The value of  $W(\alpha)$  is initially the set of all global variables, and evolves as the program progresses. For example, given the code z := x; y := x; z := 0; y := x, after the first assignment W(y := x) contains z since the first assignment must occur before the second due to the dependency on variable x. On a memory model such as ARM or POWER, however, after the third assignment W(y := x) does not contain z since the fourth assignment can be reordered before the third. To define the update to W at instruction  $\alpha$ , we use the current value of W to provide the required context associated with  $\alpha$ 's position in the code.

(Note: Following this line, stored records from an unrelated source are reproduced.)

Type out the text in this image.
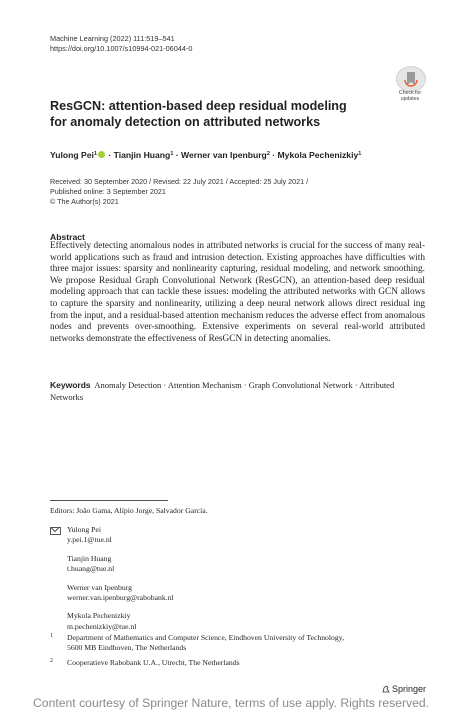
Machine Learning (2022) 111:519–541
https://doi.org/10.1007/s10994-021-06044-0
Check for
updates
ResGCN: attention-based deep residual modeling
for anomaly detection on attributed networks
Yulong Pei$^1$ · Tianjin Huang$^1$ · Werner van Ipenburg$^2$ · Mykola Pechenizkiy$^1$
Received: 30 September 2020 / Revised: 22 July 2021 / Accepted: 25 July 2021 /
Published online: 3 September 2021
© The Author(s) 2021
Abstract
Effectively detecting anomalous nodes in attributed networks is crucial for the success of many real-world applications such as fraud and intrusion detection. Existing approaches have difficulties with three major issues: sparsity and nonlinearity capturing, residual modeling, and network smoothing. We propose Residual Graph Convolutional Network (ResGCN), an attention-based deep residual modeling approach that can tackle these issues: modeling the attributed networks with GCN allows to capture the sparsity and nonlinearity, utilizing a deep neural network allows direct residual ing from the input, and a residual-based attention mechanism reduces the adverse effect from anomalous nodes and prevents over-smoothing. Extensive experiments on several real-world attributed networks demonstrate the effectiveness of ResGCN in detecting anomalies.
Keywords Anomaly Detection · Attention Mechanism · Graph Convolutional Network · Attributed Networks
Editors: João Gama, Alípio Jorge, Salvador García.
Yulong Pei
y.pei.1@tue.nl
Tianjin Huang
t.huang@tue.nl
Werner van Ipenburg
werner.van.ipenburg@rabobank.nl
Mykola Pechenizkiy
m.pechenizkiy@tue.nl
1 Department of Mathematics and Computer Science, Eindhoven University of Technology,
5600 MB Eindhoven, The Netherlands
2 Cooperatieve Rabobank U.A., Utrecht, The Netherlands
Springer
Content courtesy of Springer Nature, terms of use apply. Rights reserved.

Let  $W + [\alpha]$  be the update of W when instruction  $\alpha$  occurs. After the first assignment above, W(y := x) is extended to include z plus any variables whose prior writes in the program cannot be reordered after z := x. This can be captured by  $(W + [z := x])(y := x) = W(y := x) \cup W(z := x)$ ; note that W(z := x) contains z since no writes to zcan be reordered with z := x. After the third assignment, z is removed from W(y := x). This can be captured by (W + [z := 0])(y := x) = W(y := x) - wr(z := 0) where  $wr(\alpha)$  is the set of global variables written to by  $\alpha$ .

As the above illustrates, the update of *W* at each instruction depends on whether it can be reordered with preceding instructions. It is defined as follows where  $\beta_{\langle \alpha \rangle}$  denotes the instruction  $\beta$  with the effects, if any, of forwarding the earlier assignment  $\alpha$ , i.e.,  $y := f_{\langle x:=e \rangle} = y := f[e/x]$  where f[e/x] replaces each free occurrence of *x* in *f* with *e*.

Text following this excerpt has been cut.